Collective needs and public goods
Sax’s treatment of the theoretical foundations is not particularly surprising (with the exemption of services) and more interesting is his thinking as regards the public sphere. Sax acknowledges collective needs that spring from the common living of men in relation to their environment, and he criticizes Wagner’s proposition that purposes of power and law, on the one hand, and purposes of culture and welfare, on the other are essential functions of the state.

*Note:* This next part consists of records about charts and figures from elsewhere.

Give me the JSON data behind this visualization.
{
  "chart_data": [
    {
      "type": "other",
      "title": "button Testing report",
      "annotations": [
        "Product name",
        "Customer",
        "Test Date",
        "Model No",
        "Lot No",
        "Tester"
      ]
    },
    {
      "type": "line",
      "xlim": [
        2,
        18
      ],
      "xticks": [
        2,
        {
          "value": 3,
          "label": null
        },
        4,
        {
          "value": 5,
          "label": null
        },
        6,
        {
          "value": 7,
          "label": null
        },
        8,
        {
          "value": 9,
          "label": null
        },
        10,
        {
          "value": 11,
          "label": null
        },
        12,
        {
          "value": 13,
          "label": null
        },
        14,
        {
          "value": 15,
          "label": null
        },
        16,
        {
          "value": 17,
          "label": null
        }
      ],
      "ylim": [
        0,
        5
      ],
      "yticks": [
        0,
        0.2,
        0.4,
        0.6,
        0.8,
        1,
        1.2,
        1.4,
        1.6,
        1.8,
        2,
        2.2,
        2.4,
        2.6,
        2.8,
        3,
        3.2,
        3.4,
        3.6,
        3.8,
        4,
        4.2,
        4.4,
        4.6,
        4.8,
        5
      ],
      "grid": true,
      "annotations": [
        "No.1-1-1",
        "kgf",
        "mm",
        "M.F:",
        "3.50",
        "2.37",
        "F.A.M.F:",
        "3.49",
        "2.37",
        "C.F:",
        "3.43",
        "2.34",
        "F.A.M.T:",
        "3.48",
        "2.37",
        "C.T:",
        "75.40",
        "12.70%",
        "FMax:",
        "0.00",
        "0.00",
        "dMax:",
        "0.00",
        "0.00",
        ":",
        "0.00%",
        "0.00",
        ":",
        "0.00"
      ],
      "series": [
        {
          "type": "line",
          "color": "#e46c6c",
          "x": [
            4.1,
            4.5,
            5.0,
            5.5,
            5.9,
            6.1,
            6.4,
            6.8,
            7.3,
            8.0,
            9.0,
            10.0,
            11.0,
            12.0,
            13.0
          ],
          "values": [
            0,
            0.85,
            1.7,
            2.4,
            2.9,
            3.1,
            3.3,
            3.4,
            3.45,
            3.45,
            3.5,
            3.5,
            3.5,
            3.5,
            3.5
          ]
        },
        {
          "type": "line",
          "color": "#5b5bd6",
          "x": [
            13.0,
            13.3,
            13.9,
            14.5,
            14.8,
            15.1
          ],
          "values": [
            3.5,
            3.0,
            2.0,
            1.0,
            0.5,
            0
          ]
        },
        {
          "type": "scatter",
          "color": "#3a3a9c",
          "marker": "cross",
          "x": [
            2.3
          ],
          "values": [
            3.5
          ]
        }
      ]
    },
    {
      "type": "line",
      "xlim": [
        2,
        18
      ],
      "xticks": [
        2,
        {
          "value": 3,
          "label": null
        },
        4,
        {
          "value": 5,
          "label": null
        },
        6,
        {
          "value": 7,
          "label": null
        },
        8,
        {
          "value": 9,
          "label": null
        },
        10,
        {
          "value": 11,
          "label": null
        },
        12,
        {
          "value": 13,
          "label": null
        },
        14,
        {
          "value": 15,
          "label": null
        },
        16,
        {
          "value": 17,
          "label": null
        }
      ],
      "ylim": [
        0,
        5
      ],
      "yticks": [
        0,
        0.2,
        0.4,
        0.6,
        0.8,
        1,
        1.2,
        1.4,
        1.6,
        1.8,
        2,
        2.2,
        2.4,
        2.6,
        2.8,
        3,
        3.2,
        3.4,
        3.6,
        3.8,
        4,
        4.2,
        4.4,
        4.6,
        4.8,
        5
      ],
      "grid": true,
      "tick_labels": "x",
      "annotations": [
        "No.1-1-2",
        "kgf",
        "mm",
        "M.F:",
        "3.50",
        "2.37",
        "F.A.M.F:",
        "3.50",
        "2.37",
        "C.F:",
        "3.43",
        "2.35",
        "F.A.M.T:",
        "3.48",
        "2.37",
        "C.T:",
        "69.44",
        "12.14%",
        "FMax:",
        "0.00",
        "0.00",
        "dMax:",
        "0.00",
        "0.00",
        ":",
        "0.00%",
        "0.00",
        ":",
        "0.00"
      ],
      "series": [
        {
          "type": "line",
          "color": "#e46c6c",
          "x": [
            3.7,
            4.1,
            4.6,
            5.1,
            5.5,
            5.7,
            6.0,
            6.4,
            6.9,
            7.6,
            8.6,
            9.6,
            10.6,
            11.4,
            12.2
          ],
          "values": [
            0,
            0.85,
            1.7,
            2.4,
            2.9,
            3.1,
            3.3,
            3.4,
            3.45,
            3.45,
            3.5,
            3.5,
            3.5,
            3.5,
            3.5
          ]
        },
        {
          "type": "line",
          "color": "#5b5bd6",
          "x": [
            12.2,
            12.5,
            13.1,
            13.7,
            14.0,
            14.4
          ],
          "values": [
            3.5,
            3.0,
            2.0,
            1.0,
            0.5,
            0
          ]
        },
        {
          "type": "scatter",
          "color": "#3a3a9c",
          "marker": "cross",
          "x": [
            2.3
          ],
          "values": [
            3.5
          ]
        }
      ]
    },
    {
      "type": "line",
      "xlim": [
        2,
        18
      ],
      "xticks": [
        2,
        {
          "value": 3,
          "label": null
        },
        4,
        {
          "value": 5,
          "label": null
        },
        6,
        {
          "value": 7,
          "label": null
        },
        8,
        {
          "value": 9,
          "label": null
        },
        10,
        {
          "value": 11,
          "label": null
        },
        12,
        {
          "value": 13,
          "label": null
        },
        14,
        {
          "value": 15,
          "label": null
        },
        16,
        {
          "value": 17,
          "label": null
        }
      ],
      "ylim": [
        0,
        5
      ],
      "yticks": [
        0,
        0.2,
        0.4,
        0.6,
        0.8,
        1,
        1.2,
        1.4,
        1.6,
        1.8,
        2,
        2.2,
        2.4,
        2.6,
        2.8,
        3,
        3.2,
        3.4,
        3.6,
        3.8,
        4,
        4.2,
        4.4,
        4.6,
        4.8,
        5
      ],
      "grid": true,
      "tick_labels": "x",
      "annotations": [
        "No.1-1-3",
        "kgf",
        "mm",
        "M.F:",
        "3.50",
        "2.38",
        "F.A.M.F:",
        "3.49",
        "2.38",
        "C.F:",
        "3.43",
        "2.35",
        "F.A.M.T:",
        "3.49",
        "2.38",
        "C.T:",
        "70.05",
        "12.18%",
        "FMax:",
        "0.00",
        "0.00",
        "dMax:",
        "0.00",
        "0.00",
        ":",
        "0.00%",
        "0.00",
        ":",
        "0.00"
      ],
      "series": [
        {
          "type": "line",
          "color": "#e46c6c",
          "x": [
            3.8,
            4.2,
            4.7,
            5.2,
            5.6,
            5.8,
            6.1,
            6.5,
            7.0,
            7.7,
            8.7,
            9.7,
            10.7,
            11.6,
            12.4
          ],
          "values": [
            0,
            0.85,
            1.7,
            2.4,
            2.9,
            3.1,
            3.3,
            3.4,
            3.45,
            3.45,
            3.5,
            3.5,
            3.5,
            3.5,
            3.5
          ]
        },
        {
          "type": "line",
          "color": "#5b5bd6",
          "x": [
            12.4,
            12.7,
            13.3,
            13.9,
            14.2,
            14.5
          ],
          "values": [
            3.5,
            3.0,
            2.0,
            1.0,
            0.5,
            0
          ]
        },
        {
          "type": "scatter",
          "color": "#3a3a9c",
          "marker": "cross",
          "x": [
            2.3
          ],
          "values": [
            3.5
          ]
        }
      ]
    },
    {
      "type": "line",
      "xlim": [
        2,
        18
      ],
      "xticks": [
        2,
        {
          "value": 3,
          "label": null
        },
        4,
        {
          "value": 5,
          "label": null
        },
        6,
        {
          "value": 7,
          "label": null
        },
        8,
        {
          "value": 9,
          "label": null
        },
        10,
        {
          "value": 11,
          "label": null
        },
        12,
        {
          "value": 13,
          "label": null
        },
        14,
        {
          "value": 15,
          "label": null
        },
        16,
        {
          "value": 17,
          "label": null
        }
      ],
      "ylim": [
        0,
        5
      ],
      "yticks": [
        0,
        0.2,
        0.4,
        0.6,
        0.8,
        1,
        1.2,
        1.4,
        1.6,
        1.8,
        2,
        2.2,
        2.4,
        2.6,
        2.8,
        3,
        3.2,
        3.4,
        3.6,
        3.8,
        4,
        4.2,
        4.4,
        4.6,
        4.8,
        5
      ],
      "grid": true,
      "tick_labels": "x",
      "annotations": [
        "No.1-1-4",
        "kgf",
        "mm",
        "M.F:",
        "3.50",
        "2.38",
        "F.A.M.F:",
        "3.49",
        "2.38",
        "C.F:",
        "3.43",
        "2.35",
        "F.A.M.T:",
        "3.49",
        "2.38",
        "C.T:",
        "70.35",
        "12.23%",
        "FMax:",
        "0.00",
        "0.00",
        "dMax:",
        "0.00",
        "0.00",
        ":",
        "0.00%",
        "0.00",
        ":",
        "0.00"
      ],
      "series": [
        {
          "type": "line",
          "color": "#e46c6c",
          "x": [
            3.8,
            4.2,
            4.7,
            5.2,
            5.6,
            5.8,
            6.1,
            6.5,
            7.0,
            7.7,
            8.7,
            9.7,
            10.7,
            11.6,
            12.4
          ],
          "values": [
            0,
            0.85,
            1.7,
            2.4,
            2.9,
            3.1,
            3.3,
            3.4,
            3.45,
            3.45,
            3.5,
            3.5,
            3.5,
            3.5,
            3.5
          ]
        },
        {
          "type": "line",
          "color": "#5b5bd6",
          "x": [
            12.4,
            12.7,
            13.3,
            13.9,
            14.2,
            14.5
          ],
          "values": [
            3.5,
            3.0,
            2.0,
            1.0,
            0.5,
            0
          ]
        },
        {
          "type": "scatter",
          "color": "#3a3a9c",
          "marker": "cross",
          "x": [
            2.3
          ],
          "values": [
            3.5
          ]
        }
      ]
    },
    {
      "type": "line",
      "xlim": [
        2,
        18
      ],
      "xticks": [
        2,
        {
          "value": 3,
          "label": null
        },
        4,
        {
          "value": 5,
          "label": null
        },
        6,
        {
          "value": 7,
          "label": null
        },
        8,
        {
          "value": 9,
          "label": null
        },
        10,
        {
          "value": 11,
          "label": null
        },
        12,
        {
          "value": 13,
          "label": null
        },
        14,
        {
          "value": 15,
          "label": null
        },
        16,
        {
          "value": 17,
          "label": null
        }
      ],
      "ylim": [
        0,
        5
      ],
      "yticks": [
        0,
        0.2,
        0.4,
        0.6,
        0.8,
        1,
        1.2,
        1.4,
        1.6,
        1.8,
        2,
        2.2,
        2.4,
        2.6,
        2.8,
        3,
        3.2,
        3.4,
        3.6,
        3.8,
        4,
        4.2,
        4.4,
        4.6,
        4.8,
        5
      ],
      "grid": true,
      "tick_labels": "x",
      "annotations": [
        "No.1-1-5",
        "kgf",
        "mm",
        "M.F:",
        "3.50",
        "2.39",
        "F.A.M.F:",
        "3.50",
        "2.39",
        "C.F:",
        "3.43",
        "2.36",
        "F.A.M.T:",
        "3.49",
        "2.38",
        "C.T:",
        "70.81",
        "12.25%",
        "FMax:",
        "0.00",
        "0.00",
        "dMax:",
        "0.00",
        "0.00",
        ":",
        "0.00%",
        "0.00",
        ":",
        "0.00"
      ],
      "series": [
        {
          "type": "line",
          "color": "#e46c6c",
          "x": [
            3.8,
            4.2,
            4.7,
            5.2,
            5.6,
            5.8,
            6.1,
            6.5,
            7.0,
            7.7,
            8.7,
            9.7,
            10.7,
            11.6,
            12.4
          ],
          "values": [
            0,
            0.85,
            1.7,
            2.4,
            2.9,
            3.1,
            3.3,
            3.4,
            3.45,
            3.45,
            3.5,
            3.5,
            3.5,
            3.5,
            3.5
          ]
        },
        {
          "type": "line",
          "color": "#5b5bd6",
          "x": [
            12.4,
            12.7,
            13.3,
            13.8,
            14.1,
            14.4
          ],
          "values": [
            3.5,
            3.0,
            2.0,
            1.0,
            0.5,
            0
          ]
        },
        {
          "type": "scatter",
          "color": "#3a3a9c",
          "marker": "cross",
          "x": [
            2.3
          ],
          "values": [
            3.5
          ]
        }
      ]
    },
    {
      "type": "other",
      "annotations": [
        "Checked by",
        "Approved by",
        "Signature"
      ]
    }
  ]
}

‘It is not the abstractum state that can put up purposes, and that is able to feel and act, but only the concrete inspired individuals, its elements, that are able to do that’ (Sax, 1887, pp. 191f.). But collective needs cannot be dissolved into individual needs. Individuals sense these needs only as members of a community and, incidentally, not all citizens at all times sense these needs. Therefore collective needs are an expression of individual feelings, but these feelings have their origins in collective ties and aim at collective purposes. Individuals may not be conscious of collective needs, and sometimes their implementation must be coerced, but if they are conscious of them, they order them according to their intensity, alternatingly and together with individual needs, and they get their satisfaction from them as in the private sphere. More complicated is the process with collective goods proper from which no tangible benefits for individuals can be derived: the valuation of these goods is done collectively, but Sax is not quite clear about how the process works. It is obvious that individuals usually have stronger feelings for their individual needs, but sometimes they are also prepared to sacrifice blood and property for national honour and dignity (ibid., p. 195). Mutualistic and altruistic elements are always present in economic assessments.Collective or public goods are in the possession of the collectivity: Sax prefers the legal to the economic definition, while the latter was to dominate the discussion in modern theory (ibid., pp.

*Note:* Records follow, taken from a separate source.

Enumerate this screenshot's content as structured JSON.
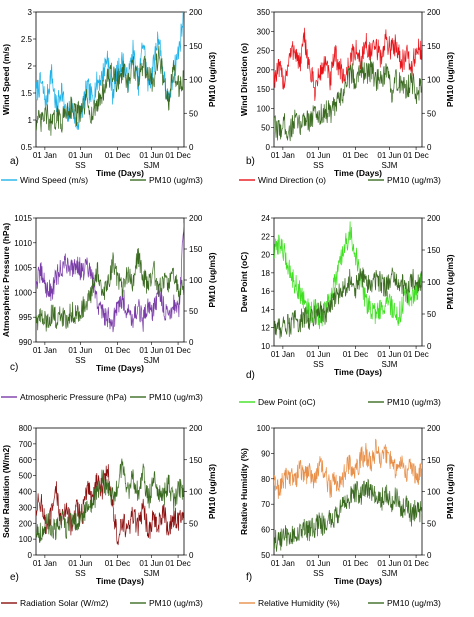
{
  "chart_data": [
    {
      "type": "line",
      "panel_letter": "a)",
      "xlabel": "Time (Days)",
      "x_tick_labels": [
        "01 Jan",
        "01 Jun",
        "01 Dec",
        "01 Jun",
        "01 Dec"
      ],
      "site_labels": [
        "SS",
        "SJM"
      ],
      "ylabel_left": "Wind Speed (m/s)",
      "ylim_left": [
        0.5,
        3.0
      ],
      "yticks_left": [
        "0.5",
        "1",
        "1.5",
        "2",
        "2.5",
        "3"
      ],
      "ylabel_right": "PM10 (ug/m3)",
      "ylim_right": [
        0,
        200
      ],
      "yticks_right": [
        "0",
        "50",
        "100",
        "150",
        "200"
      ],
      "series": [
        {
          "name": "Wind Speed (m/s)",
          "axis": "left",
          "color": "#1fb2e8",
          "values": [
            1.5,
            1.7,
            1.3,
            1.9,
            1.2,
            1.6,
            1.0,
            1.3,
            0.9,
            1.2,
            1.6,
            1.4,
            1.7,
            1.8,
            2.2,
            1.5,
            1.9,
            2.1,
            1.7,
            2.3,
            1.6,
            2.5,
            1.6,
            2.0,
            2.6,
            1.8,
            1.3,
            1.9,
            2.3,
            3.0
          ]
        },
        {
          "name": "PM10  (ug/m3)",
          "axis": "right",
          "color": "#3b6b21",
          "values": [
            40,
            35,
            50,
            30,
            45,
            38,
            55,
            60,
            48,
            52,
            70,
            45,
            65,
            80,
            100,
            110,
            95,
            115,
            90,
            120,
            100,
            125,
            110,
            95,
            140,
            100,
            70,
            115,
            90,
            105
          ]
        }
      ]
    },
    {
      "type": "line",
      "panel_letter": "b)",
      "xlabel": "Time (Days)",
      "x_tick_labels": [
        "01 Jan",
        "01 Jun",
        "01 Dec",
        "01 Jun",
        "01 Dec"
      ],
      "site_labels": [
        "SS",
        "SJM"
      ],
      "ylabel_left": "Wind Direction (o)",
      "ylim_left": [
        0,
        350
      ],
      "yticks_left": [
        "0",
        "50",
        "100",
        "150",
        "200",
        "250",
        "300",
        "350"
      ],
      "ylabel_right": "PM10 (ug/m3)",
      "ylim_right": [
        0,
        200
      ],
      "yticks_right": [
        "0",
        "50",
        "100",
        "150",
        "200"
      ],
      "series": [
        {
          "name": "Wind Direction (o)",
          "axis": "left",
          "color": "#e8141a",
          "values": [
            180,
            200,
            170,
            230,
            260,
            210,
            280,
            200,
            150,
            190,
            220,
            170,
            240,
            200,
            180,
            230,
            250,
            220,
            270,
            240,
            260,
            230,
            280,
            250,
            270,
            220,
            240,
            200,
            260,
            240
          ]
        },
        {
          "name": "PM10  (ug/m3)",
          "axis": "right",
          "color": "#3b6b21",
          "values": [
            30,
            25,
            35,
            20,
            40,
            30,
            45,
            40,
            50,
            45,
            55,
            50,
            60,
            70,
            90,
            110,
            100,
            120,
            105,
            115,
            100,
            95,
            110,
            80,
            100,
            90,
            85,
            100,
            75,
            95
          ]
        }
      ]
    },
    {
      "type": "line",
      "panel_letter": "c)",
      "xlabel": "Time (Days)",
      "x_tick_labels": [
        "01 Jan",
        "01 Jun",
        "01 Dec",
        "01 Jun",
        "01 Dec"
      ],
      "site_labels": [
        "SS",
        "SJM"
      ],
      "ylabel_left": "Atmospheric Pressure (hPa)",
      "ylim_left": [
        990,
        1015
      ],
      "yticks_left": [
        "990",
        "995",
        "1000",
        "1005",
        "1010",
        "1015"
      ],
      "ylabel_right": "PM10 (ug/m3)",
      "ylim_right": [
        0,
        200
      ],
      "yticks_right": [
        "0",
        "50",
        "100",
        "150",
        "200"
      ],
      "series": [
        {
          "name": "Atmospheric Pressure (hPa)",
          "axis": "left",
          "color": "#7a3ca8",
          "values": [
            1002,
            1004,
            1001,
            1000,
            1003,
            1005,
            1006,
            1005,
            1006,
            1004,
            1005,
            1003,
            998,
            996,
            995,
            994,
            997,
            999,
            996,
            995,
            997,
            994,
            998,
            996,
            1000,
            997,
            995,
            998,
            996,
            1014
          ]
        },
        {
          "name": "PM10  (ug/m3)",
          "axis": "right",
          "color": "#3b6b21",
          "values": [
            35,
            40,
            30,
            45,
            38,
            42,
            35,
            50,
            45,
            55,
            60,
            80,
            120,
            70,
            90,
            130,
            100,
            85,
            110,
            95,
            140,
            105,
            90,
            120,
            80,
            100,
            95,
            110,
            75,
            90
          ]
        }
      ]
    },
    {
      "type": "line",
      "panel_letter": "d)",
      "xlabel": "Time (Days)",
      "x_tick_labels": [
        "01 Jan",
        "01 Jun",
        "01 Dec",
        "01 Jun",
        "01 Dec"
      ],
      "site_labels": [
        "SS",
        "SJM"
      ],
      "ylabel_left": "Dew Point (oC)",
      "ylim_left": [
        10,
        24
      ],
      "yticks_left": [
        "10",
        "12",
        "14",
        "16",
        "18",
        "20",
        "22",
        "24"
      ],
      "ylabel_right": "PM10 (ug/m3)",
      "ylim_right": [
        0,
        200
      ],
      "yticks_right": [
        "0",
        "50",
        "100",
        "150",
        "200"
      ],
      "series": [
        {
          "name": "Dew Point (oC)",
          "axis": "left",
          "color": "#3fe021",
          "values": [
            20,
            21.5,
            20,
            18.5,
            17,
            16,
            15,
            13.5,
            14,
            13,
            14,
            15,
            17,
            19,
            21,
            22.5,
            20,
            17,
            15,
            14,
            13.5,
            14,
            15,
            14.5,
            13,
            14,
            16,
            15,
            16,
            18
          ]
        },
        {
          "name": "PM10 (ug/m3)",
          "axis": "right",
          "color": "#3b6b21",
          "values": [
            30,
            28,
            35,
            32,
            40,
            38,
            45,
            42,
            50,
            55,
            48,
            60,
            75,
            85,
            95,
            105,
            90,
            110,
            100,
            95,
            105,
            100,
            90,
            110,
            95,
            100,
            80,
            105,
            95,
            100
          ]
        }
      ]
    },
    {
      "type": "line",
      "panel_letter": "e)",
      "xlabel": "Time (Days)",
      "x_tick_labels": [
        "01 Jan",
        "01 Jun",
        "01 Dec",
        "01 Jun",
        "01 Dec"
      ],
      "site_labels": [
        "SS",
        "SJM"
      ],
      "ylabel_left": "Solar Radiation (W/m2)",
      "ylim_left": [
        0,
        800
      ],
      "yticks_left": [
        "0",
        "100",
        "200",
        "300",
        "400",
        "500",
        "600",
        "700",
        "800"
      ],
      "ylabel_right": "PM10 (ug/m3)",
      "ylim_right": [
        0,
        200
      ],
      "yticks_right": [
        "0",
        "50",
        "100",
        "150",
        "200"
      ],
      "series": [
        {
          "name": "Radiation Solar (W/m2)",
          "axis": "left",
          "color": "#8b0f0f",
          "values": [
            300,
            350,
            150,
            250,
            400,
            200,
            330,
            150,
            300,
            250,
            420,
            350,
            500,
            400,
            550,
            300,
            100,
            200,
            150,
            250,
            180,
            300,
            150,
            220,
            180,
            280,
            150,
            250,
            200,
            300
          ]
        },
        {
          "name": "PM10 (ug/m3)",
          "axis": "right",
          "color": "#3b6b21",
          "values": [
            40,
            35,
            50,
            45,
            38,
            55,
            42,
            60,
            48,
            65,
            70,
            80,
            95,
            120,
            105,
            90,
            110,
            140,
            100,
            125,
            95,
            130,
            85,
            120,
            100,
            90,
            115,
            80,
            105,
            95
          ]
        }
      ]
    },
    {
      "type": "line",
      "panel_letter": "f)",
      "xlabel": "Time (Days)",
      "x_tick_labels": [
        "01 Jan",
        "01 Jun",
        "01 Dec",
        "01 Jun",
        "01 Dec"
      ],
      "site_labels": [
        "SS",
        "SJM"
      ],
      "ylabel_left": "Relative Humidity (%)",
      "ylim_left": [
        50,
        100
      ],
      "yticks_left": [
        "50",
        "60",
        "70",
        "80",
        "90",
        "100"
      ],
      "ylabel_right": "PM10 (ug/m3)",
      "ylim_right": [
        0,
        200
      ],
      "yticks_right": [
        "0",
        "50",
        "100",
        "150",
        "200"
      ],
      "series": [
        {
          "name": "Relative Humidity (%)",
          "axis": "left",
          "color": "#e8904a",
          "values": [
            78,
            76,
            80,
            82,
            79,
            84,
            81,
            83,
            80,
            85,
            82,
            76,
            80,
            78,
            83,
            86,
            82,
            88,
            90,
            86,
            92,
            88,
            90,
            86,
            84,
            88,
            82,
            86,
            80,
            84
          ]
        },
        {
          "name": "PM10 (ug/m3)",
          "axis": "right",
          "color": "#3b6b21",
          "values": [
            25,
            20,
            30,
            28,
            35,
            30,
            40,
            38,
            45,
            50,
            48,
            55,
            60,
            70,
            80,
            90,
            100,
            95,
            110,
            100,
            90,
            85,
            100,
            80,
            95,
            70,
            85,
            60,
            75,
            65
          ]
        }
      ]
    }
  ]
}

26 and 36). The value of goods is determined by the individuals’ preferences, by their equating the marginal utilities of different goods. But a kind of average value emerges from the social context: the evaluation is not a completely individual decision. In the public sphere, taxes are an expression of collective values. Executive bodies of collective life carry out the assessment in their function as representatives of single economic units. Expenditures are justified when individuals appreciate the collective goods produced with their money or their private goods more than the goods they would have possessed or acquired if they had used their resources for private purposes. It must be the aim of politics to realize an equilibrium between individual and collective needs. Public revenues are a phenomenon of valuation: ‘A Robinson and a 100-million Empire obey in their actions the same law: the law of value’ (ibid., p. 308).There is a valuation of share (‘Antheilswertung') - one assesses the amount which individuals get from the collectivity, and the percentages of single purposes - and a valuation of costs ('Kostenwertung ): one assesses the amount which is necessary for satisfying collective needs and which has to be collected for goods, services and altruistic actions. Revenues and expenditures have to be mutually adapted. By consenting to the whole amount of collected resources the individual decides on his own share, and by having a certain imagination about his contribution to the community he influences the whole amount collected. Sax is not specific about how the process can be imagined in detail, but he objects to the solutions proposed by Wicksell (1896) or Lindahl (1919). The valuation of collective goods proper is shaped by influential political groups and elites. Actually the decisions are reached by the political representatives, but they have also to adapt to the wishes of their voters. By this process, we can consider the valuation of costs a collective, societal assessment of value.
Sax rejects the formula, well known in his time, that in the private household income determines expenditures, while in the public sphere expenditures determine revenues: the process of mutual adaptation of revenues and expenditures describes a different procedure. And he modifies the rule of thumb that public investment, durable consumption goods and irregular expenditures have to be covered by the extraordinary budget, that is, by public credit. This depends, as in private decisions, on the valuation of present necessities and future possibilities, therefore irregular expenditures could well be covered by current revenues which can be increased ad hoc for this purpose. Sax is fascinated by the simple explanation that unveils the nature of the public financial world. It is a solemn phenomenon that we observe in the collectivist household ‘a living together not only of millions of contemporaries that have little in common but also the communication of different generations that are often far from each other. Thereby, the equilibrium of numerous collective and individual needs in such large dimensions of space and time is maintained with the highest level of human perfectibility. And that happens by the same psychological forces that guide the smallest, inconspicuous economic unit' (Sax, 1887, p. 380).